State aid (Italy): The Commission has decided to refer Italy to the Court of Justice for failure to implement a European Court of Justice decision ordering the recovery of illegal and incompatible state aid from utilities with a majority public capital holding. Although the relevant Court judgement dates back to 2006 and in spite of the progress recently made in the recovery, the Italian authorities have still not notified the Commission that the recovery has been successfully completed. Given that this is a referral to Court for failure to respect a previous Court ruling, the Commission has decided to ask the Court to impose a daily penalty payment of 65.280 euros for each day after the second Court ruling until the infringement ends and a lump sum of 7.140 euros per day for the period between the 2006 Court judgement and the second Court ruling. These payments would act as an incentive to ensure that the illegal aid was recovered rapidly from the beneficiaries. See IP/10/1401

Environment (Italy): The Commission is referring Italy to the European Court of Justice for failing to implement a Court ruling from 2004 concerning landfills near Milan. The landfills in question are known to contain some hazardous waste, and are a threat to local water and air. Six years after the Court ruling, one landfill has been removed, but two others concerned by the ruling have not yet been cleaned up. With today's decision, the Commission is asking the Court to impose fines composed of a daily penalty payment of 195.840 euros from the date of the second Court ruling until compliance with the state aid decision, and a lump sum corresponding to 21.420 euros per day from the date of the first Court ruling until the second Court ruling.

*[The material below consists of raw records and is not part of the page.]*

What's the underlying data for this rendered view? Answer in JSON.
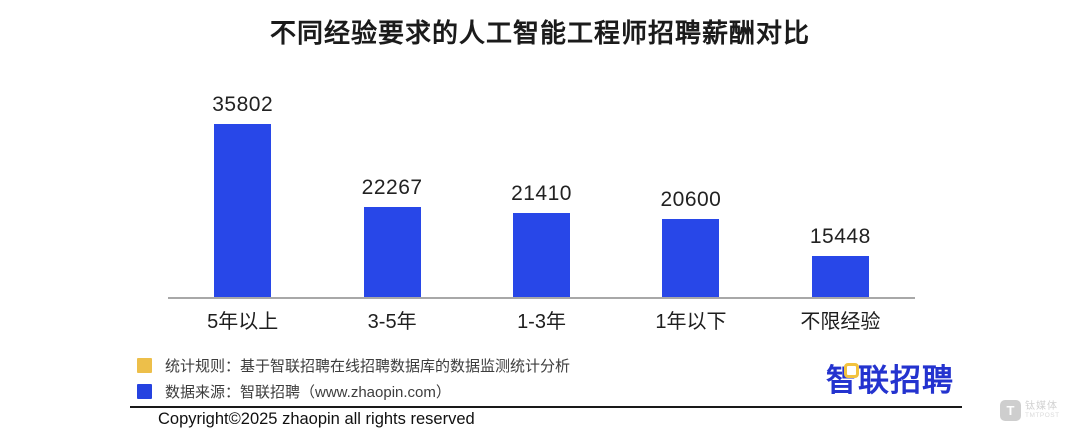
{
  "chart_data": {
    "type": "bar",
    "title": "不同经验要求的人工智能工程师招聘薪酬对比",
    "categories": [
      "5年以上",
      "3-5年",
      "1-3年",
      "1年以下",
      "不限经验"
    ],
    "values": [
      35802,
      22267,
      21410,
      20600,
      15448
    ],
    "xlabel": "",
    "ylabel": "",
    "ylim": [
      9800,
      38000
    ],
    "value_labels": true,
    "grid": false,
    "legend_position": "bottom-left",
    "bar_color": "#2847e8",
    "axis_line_color": "#a8a8a8"
  },
  "legend": {
    "items": [
      {
        "swatch_color": "#edbf4a",
        "label": "统计规则：基于智联招聘在线招聘数据库的数据监测统计分析"
      },
      {
        "swatch_color": "#2542e0",
        "label": "数据来源：智联招聘（www.zhaopin.com）"
      }
    ]
  },
  "branding": {
    "logo_text": "智联招聘",
    "logo_color": "#2433cf",
    "logo_accent_color": "#f2c23e"
  },
  "footer": {
    "copyright": "Copyright©2025 zhaopin all rights reserved"
  },
  "watermark": {
    "letter": "T",
    "chinese": "钛媒体",
    "english": "TMTPOST"
  }
}
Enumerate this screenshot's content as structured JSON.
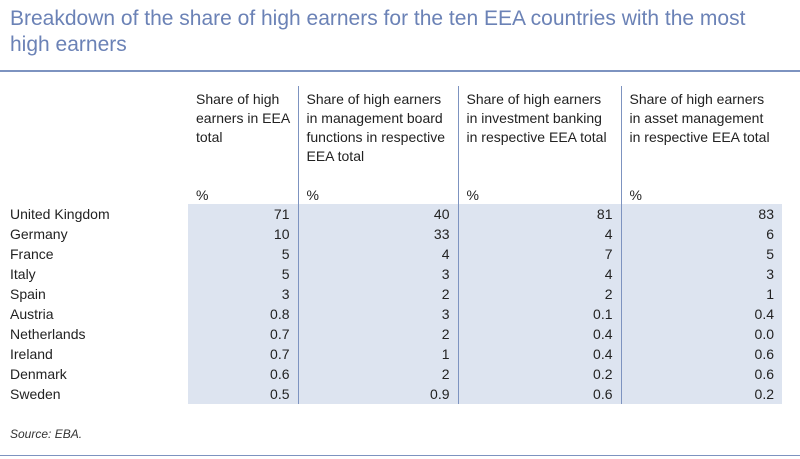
{
  "title": "Breakdown of the share of high earners for the ten EEA countries with the most high earners",
  "table": {
    "headers": [
      "Share of high earners in EEA total",
      "Share of high earners in management board functions in respective EEA total",
      "Share of high earners in investment banking in respective EEA total",
      "Share of high earners in asset management in respective EEA total"
    ],
    "units": [
      "%",
      "%",
      "%",
      "%"
    ],
    "rows": [
      {
        "country": "United Kingdom",
        "values": [
          "71",
          "40",
          "81",
          "83"
        ]
      },
      {
        "country": "Germany",
        "values": [
          "10",
          "33",
          "4",
          "6"
        ]
      },
      {
        "country": "France",
        "values": [
          "5",
          "4",
          "7",
          "5"
        ]
      },
      {
        "country": "Italy",
        "values": [
          "5",
          "3",
          "4",
          "3"
        ]
      },
      {
        "country": "Spain",
        "values": [
          "3",
          "2",
          "2",
          "1"
        ]
      },
      {
        "country": "Austria",
        "values": [
          "0.8",
          "3",
          "0.1",
          "0.4"
        ]
      },
      {
        "country": "Netherlands",
        "values": [
          "0.7",
          "2",
          "0.4",
          "0.0"
        ]
      },
      {
        "country": "Ireland",
        "values": [
          "0.7",
          "1",
          "0.4",
          "0.6"
        ]
      },
      {
        "country": "Denmark",
        "values": [
          "0.6",
          "2",
          "0.2",
          "0.6"
        ]
      },
      {
        "country": "Sweden",
        "values": [
          "0.5",
          "0.9",
          "0.6",
          "0.2"
        ]
      }
    ]
  },
  "source": "Source: EBA.",
  "colors": {
    "title": "#6b82b6",
    "rule": "#7d93c0",
    "cell_shade": "#dde4f0"
  }
}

See IP/10/1402

Background on legal process

Article 258 of the Treaty on the Functioning of the European Union (TFUE) gives the Commission the power to take legal action against a Member State that is not respecting its obligations under EU law.

The infringement procedure begins with a request for information (a "Letter of Formal Notice") to the Member State concerned, which must be answered within a specified period, usually two months.

If the Commission is not satisfied with the information and concludes that the Member State in question is failing to fulfil its obligations under EU law, the Commission may then send a formal request to comply with EU law (a "Reasoned Opinion"), calling on the Member State to inform the Commission of the measures taken to comply within a specified period, usually two months.

If a Member State fails to ensure compliance with EU law, the Commission may then decide to refer the Member State to the Court of Justice. However, in over 90% of infringement cases, Member States comply with their obligations under EU law before they are referred to the Court. If the Court rules against a Member State, the Member State must then take the necessary measures to comply with the judgment.

If, despite the ruling, a Member State still fails to act, the Commission may open a further infringement case under Article 260 of the TFEU, with only one written warning before referring the Member State back to Court. If the Commission does refer a Member State back to Court, it can propose that the Court imposes financial penalties on the Member State concerned based on the duration and severity of the infringement and the size of the Member State (both a lump sum depending on the time elapsed since the original Court ruling and a daily penalty payment for each day after a second Court ruling until the infringement ends).